November 3, 2004
Losing Faith
It could be serendipity, or just the really cruel irony of an equally cruel deity, but hearing T.R. Reid discussing his new book The United States of Europe on Fresh Air yesterday got me thinking about the state of this country and the election that seems caught in a dead heat this morning. Apparently, the members of the EU look at the US as a somewhat naive, God-fearing, and backwards bully run by an equally childish and jingoistic fool that, like the schoolyard bully, has to arrogantly rule the playground with a tyrannical force, taking what he wants and leaving at others battered and whimpering in the swingset. Since it was election day, I believed that much of this country would wake up and see the state of things and do what needed to be done, yet this morning seems as if most of the US is still caught in a cloud of ethnocentrism and paranoia about the rest of the world and their position in the universe. Fear, uncertainty, and doubt are at it again. Seems du rigeur in American politics and business.
With a backwards looking agenda—looking to a medieval morality that uses superstition to justify a completely hypocritical foreign and domestic policy to maintain a God-fearing city state, Bush and the US remain cloistered away from technological progress and intellectual evolution. This is not a Faust in his tower, but a tyrant who feels he must do anything to maintain his power over the world. Let's revive that twentieth century cold war feelings; when the rest of the world looks forward, we seem to long for the past: when our morality and values made us feel superior to those who are different and threatening. Who needs understanding in a fight against evil? Isn't evil enough? I appear to be losing faith, my friends. Will this team of fascists—Bush, Cheney, Ashcroft, Rumsfeld, Wolfowitz, and all their Godly minions—really be threatening us for another four years? The New York Times states “President Bush did best among whites, men, voters with high incomes and evangelical Christians.” Surprise. Haven’t we had enough of that?
In order to plunge the knife in a bit further, I think I’ll order Reid’s book.

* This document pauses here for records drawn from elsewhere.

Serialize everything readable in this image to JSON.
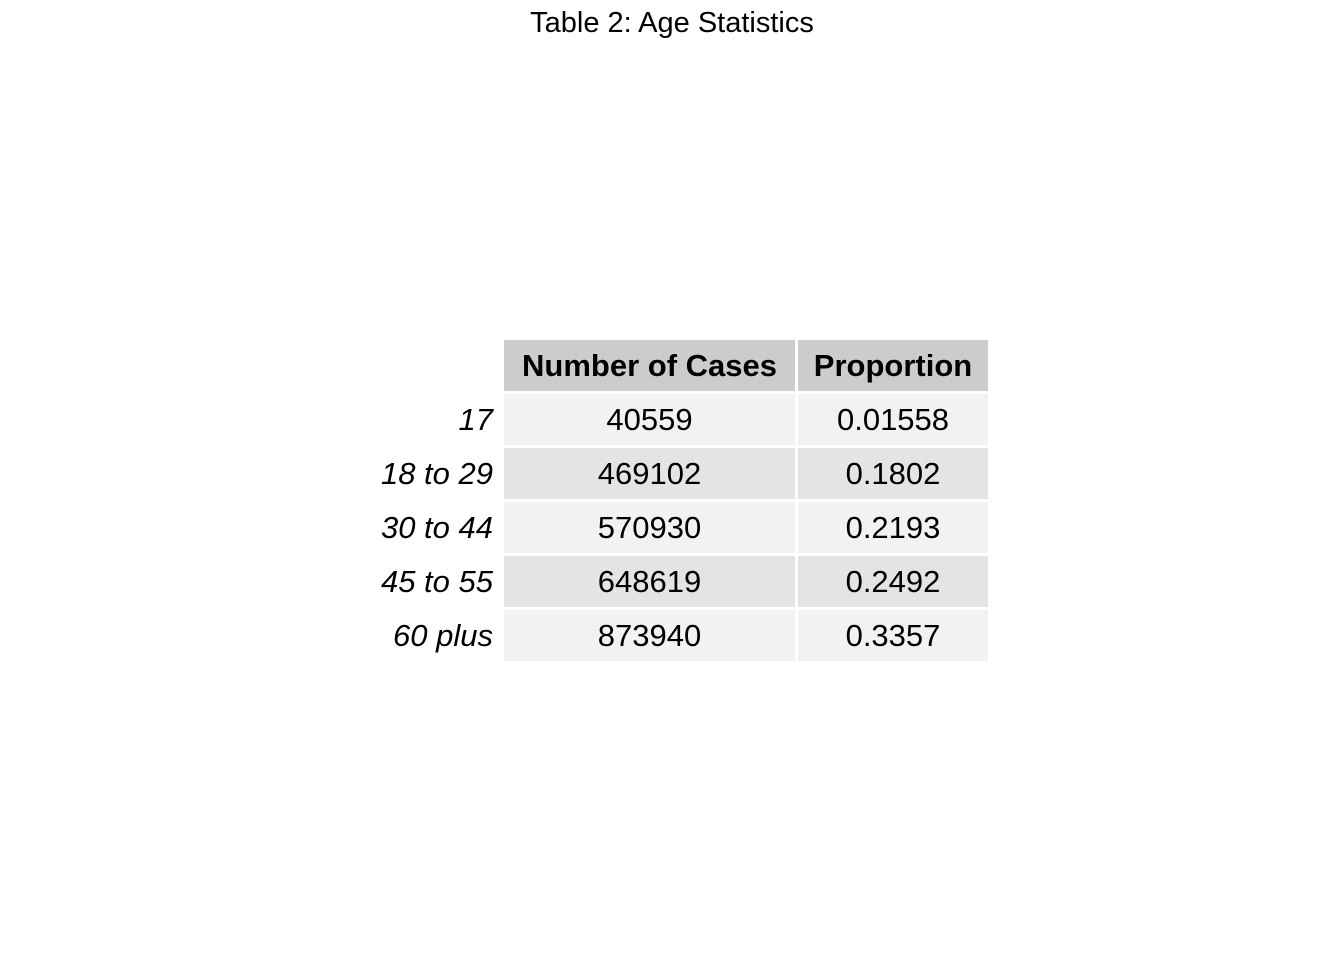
{
  "title": "Table 2: Age Statistics",
  "chart_data": {
    "type": "table",
    "title": "Table 2: Age Statistics",
    "columns": [
      "Number of Cases",
      "Proportion"
    ],
    "rows": [
      {
        "label": "17",
        "values": [
          "40559",
          "0.01558"
        ]
      },
      {
        "label": "18 to 29",
        "values": [
          "469102",
          "0.1802"
        ]
      },
      {
        "label": "30 to 44",
        "values": [
          "570930",
          "0.2193"
        ]
      },
      {
        "label": "45 to 55",
        "values": [
          "648619",
          "0.2492"
        ]
      },
      {
        "label": "60 plus",
        "values": [
          "873940",
          "0.3357"
        ]
      }
    ]
  }
}
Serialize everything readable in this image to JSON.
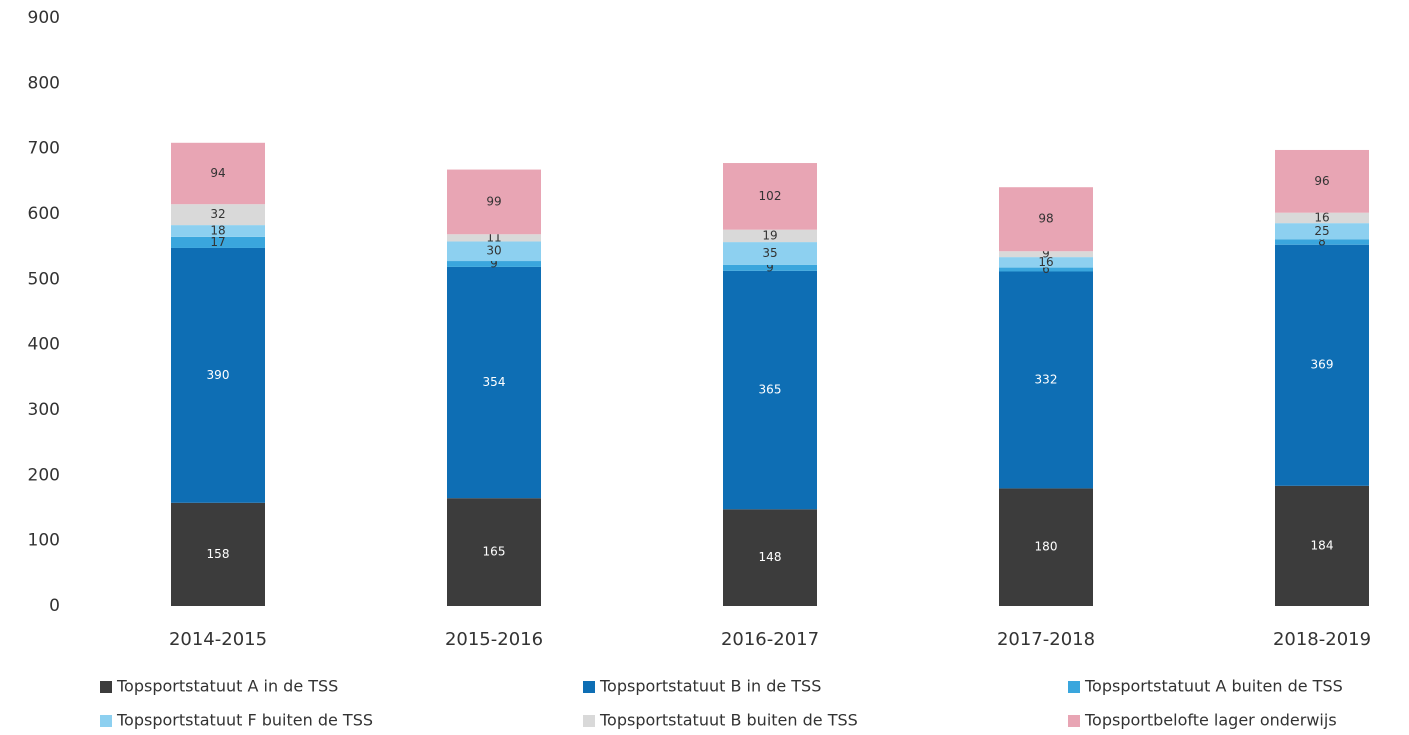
{
  "chart_data": {
    "type": "stacked_bar",
    "categories": [
      "2014-2015",
      "2015-2016",
      "2016-2017",
      "2017-2018",
      "2018-2019"
    ],
    "series": [
      {
        "name": "Topsportstatuut A in de TSS",
        "color": "#3c3c3c",
        "values": [
          158,
          165,
          148,
          180,
          184
        ]
      },
      {
        "name": "Topsportstatuut B in de TSS",
        "color": "#0e6eb4",
        "values": [
          390,
          354,
          365,
          332,
          369
        ]
      },
      {
        "name": "Topsportstatuut A buiten de TSS",
        "color": "#3aa6dd",
        "values": [
          17,
          9,
          9,
          6,
          8
        ]
      },
      {
        "name": "Topsportstatuut F buiten de TSS",
        "color": "#8dd0f0",
        "values": [
          18,
          30,
          35,
          16,
          25
        ]
      },
      {
        "name": "Topsportstatuut B buiten de TSS",
        "color": "#d9d9d9",
        "values": [
          32,
          11,
          19,
          9,
          16
        ]
      },
      {
        "name": "Topsportbelofte lager onderwijs",
        "color": "#e8a5b4",
        "values": [
          94,
          99,
          102,
          98,
          96
        ]
      }
    ],
    "ylim": [
      0,
      900
    ],
    "yticks": [
      0,
      100,
      200,
      300,
      400,
      500,
      600,
      700,
      800,
      900
    ],
    "grid": false,
    "legend": "bottom"
  }
}
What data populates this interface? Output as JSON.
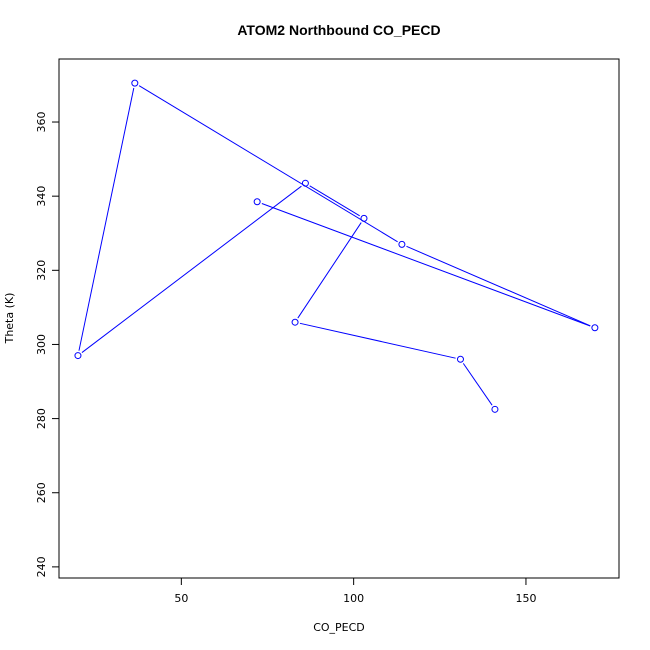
{
  "chart_data": {
    "type": "line",
    "title": "ATOM2 Northbound CO_PECD",
    "xlabel": "CO_PECD",
    "ylabel": "Theta (K)",
    "xlim": [
      14.5,
      177
    ],
    "ylim": [
      237,
      377
    ],
    "x_ticks": [
      50,
      100,
      150
    ],
    "y_ticks": [
      240,
      260,
      280,
      300,
      320,
      340,
      360
    ],
    "grid": false,
    "series_color": "#0000ff",
    "markers": "open-circle",
    "points": [
      {
        "x": 141.0,
        "y": 282.5
      },
      {
        "x": 131.0,
        "y": 296.0
      },
      {
        "x": 83.0,
        "y": 306.0
      },
      {
        "x": 103.0,
        "y": 334.0
      },
      {
        "x": 86.0,
        "y": 343.5
      },
      {
        "x": 20.0,
        "y": 297.0
      },
      {
        "x": 36.5,
        "y": 370.5
      },
      {
        "x": 114.0,
        "y": 327.0
      },
      {
        "x": 170.0,
        "y": 304.5
      },
      {
        "x": 72.0,
        "y": 338.5
      }
    ]
  }
}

DailyKOS has an interesting take on this as well: “in eceonomic [sic] terms, and in notions of freedom, the welfare of its citizens, and in human rights, we’ve been lapped.” It continues: “European children are consistently better educated; the United States would rank ninth in the EU in reading, ninth in scientific literacy, and 13th in math. Twenty-two percent of American children grow up in poverty, which means that our country ranks 22nd out of the 23 industrialized nations, ahead of only Mexico and behind all 15 of the pre-2004 EU countries. What's more horrifying: the statistic itself or the fact that no American politician to the right of Dennis Kucinich would ever address it?”